O presidente do STF verificou que o corregedor agiu dentro dos limites de suas atribuições e deu cumprimento a providências fixadas pelo CNJ ao revogar as designações dos substitutos mais antigos com vínculo de parentesco com o ex-titular para atuar interinamente nas serventias extrajudiciais. Segundo Toffoli, as decisões do TJ-MA afrontam diretamente a determinação do órgão de fiscalização e controle, e sua manutenção configuraria violação à ordem e à segurança públicas. “A jurisprudência do STF reconhece aos conselhos instituídos pela Emenda Constitucional (EC) 45/2004 a competência para promover a fiscalização dos atos administrativos dos tribunais a partir dos princípios constitucionais da administração pública, consagrados no artigo 37, caput, da Constituição Federal”, apontou.

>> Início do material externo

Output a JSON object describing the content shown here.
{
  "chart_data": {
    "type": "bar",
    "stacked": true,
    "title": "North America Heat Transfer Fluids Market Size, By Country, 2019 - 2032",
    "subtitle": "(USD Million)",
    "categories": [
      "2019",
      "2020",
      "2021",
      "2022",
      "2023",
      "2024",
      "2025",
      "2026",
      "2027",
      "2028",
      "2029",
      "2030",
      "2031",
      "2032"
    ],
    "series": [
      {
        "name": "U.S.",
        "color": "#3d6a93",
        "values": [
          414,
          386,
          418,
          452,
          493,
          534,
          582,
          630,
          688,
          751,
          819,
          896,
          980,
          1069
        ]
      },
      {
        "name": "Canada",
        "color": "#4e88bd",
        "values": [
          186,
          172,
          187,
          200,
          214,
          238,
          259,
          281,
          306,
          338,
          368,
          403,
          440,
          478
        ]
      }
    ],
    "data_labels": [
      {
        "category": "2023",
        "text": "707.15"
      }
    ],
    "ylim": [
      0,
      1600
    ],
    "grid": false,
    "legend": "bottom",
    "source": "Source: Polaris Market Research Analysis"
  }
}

Além disso, o ministro assinalou que o princípio da moralidade tem força normativa decorrente do próprio texto constitucional, cuja observância é obrigatória por todos os entes federativos e pelos agentes investidos em funções públicas. “A manutenção de interinos supostamente atingidos pelo nepotismo nas serventias pode comprometer o tênue equilíbrio da ordem pública imposta ao estado, bem como a segurança jurídica, por abarcar indicação de pessoas em desconformidade com o ordenamento jurídico constitucional”, concluiu.